The average Premier League manager will work in the top flight for less than two and a half years, coaching two different sides and winning only a third of his games.
A study of all 209 bosses in Premier League history, compiled by money-saving site Voucherbox, has delved into the statistics from all 24 seasons.
They discovered the average top flight manager has two jobs spanning 1165 days and will record a win ratio of 30%.
It means that former Man City and Nottingham Forest head coach Stuart Pearce, who registered 32 wins and 26 draws, leaving him with a win ratio of 30.77%, is officially the most 'average' Premier League manager ever.

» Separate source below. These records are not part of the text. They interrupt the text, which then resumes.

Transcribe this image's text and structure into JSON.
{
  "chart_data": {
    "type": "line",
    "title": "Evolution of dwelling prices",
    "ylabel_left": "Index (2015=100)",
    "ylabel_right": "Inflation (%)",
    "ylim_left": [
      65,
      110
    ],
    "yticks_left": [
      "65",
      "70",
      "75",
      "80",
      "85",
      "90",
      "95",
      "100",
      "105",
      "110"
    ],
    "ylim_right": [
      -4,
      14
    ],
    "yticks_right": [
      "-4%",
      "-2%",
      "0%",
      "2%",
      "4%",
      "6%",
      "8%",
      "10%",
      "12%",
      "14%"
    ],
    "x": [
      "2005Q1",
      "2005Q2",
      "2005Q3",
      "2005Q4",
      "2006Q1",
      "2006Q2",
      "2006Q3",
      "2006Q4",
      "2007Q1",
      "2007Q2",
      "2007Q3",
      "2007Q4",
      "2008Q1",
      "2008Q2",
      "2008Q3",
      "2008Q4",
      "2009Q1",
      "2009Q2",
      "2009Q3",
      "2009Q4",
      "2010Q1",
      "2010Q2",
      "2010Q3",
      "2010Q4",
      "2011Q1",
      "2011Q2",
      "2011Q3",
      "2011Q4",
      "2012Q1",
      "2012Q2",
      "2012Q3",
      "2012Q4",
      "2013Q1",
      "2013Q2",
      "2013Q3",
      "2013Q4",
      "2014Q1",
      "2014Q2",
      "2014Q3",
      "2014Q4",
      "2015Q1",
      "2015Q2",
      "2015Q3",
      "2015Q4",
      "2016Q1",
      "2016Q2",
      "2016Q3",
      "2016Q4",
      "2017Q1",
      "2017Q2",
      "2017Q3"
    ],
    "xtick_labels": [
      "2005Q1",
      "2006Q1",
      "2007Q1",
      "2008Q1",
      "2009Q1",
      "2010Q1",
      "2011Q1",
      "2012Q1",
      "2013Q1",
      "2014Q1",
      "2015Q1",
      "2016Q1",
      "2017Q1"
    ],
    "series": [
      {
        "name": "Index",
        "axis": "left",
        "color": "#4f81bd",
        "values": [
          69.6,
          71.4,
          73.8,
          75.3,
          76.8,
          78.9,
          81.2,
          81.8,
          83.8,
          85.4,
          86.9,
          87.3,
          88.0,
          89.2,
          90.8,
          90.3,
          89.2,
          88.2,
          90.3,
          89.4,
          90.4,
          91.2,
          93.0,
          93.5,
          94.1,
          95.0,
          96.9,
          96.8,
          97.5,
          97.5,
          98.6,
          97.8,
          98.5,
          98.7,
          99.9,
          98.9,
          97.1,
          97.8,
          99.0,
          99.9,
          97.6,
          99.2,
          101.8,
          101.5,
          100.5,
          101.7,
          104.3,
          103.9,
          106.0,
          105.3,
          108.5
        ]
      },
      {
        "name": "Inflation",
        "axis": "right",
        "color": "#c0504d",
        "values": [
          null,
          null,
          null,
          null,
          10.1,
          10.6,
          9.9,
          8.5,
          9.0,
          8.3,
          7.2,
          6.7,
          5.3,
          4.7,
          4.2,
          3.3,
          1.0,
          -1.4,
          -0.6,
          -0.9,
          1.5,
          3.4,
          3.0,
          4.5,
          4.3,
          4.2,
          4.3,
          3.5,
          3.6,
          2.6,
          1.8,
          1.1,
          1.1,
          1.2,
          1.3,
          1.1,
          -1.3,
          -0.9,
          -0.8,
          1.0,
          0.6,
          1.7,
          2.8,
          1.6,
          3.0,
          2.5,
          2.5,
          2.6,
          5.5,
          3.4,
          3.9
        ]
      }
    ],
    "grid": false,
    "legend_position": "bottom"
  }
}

The study also found that Harry Redknapp has suffered more Premier League defeats (238) followed by Sam Allardyce (181).
While almost 60% of managers only get the chance to take one Premier League job, Harry Redknapp is leading the way with the most jobs in top flight history with six.
Statistically, Terry Connor’s zero wins from 13 games as Wolves caretaker boss is the worst manager the Premier League has ever seen, although Remi Garde’s tenure at Villa sees him holding the worst record for anyone that has managed 20 games or more.
The Frenchman’s woeful return of 10% is closely followed by former Swindon manager John Gorman who won only five out of his 42 games in Swindon’s one and only Premier League season.
Only two Premier League managers in the study, that looked at all permanent and caretaker bosses, have a 100% record, with David Unsworth and Scott Marshall both coaching for one game each and winning their respective matches.
There are also four managers in the ‘zero’ club – Alex Inglethorpe, Graham Rix, David Kerslake and Kevin Bond were all named caretaker managers at their clubs but never took a game.
The study also showed that when it comes to silverware, there are three bosses that dominate, with the stats showing that Ferguson, Wenger and Jose Mourinho have won more major trophies (49) than every other Premier League Manager combined (48).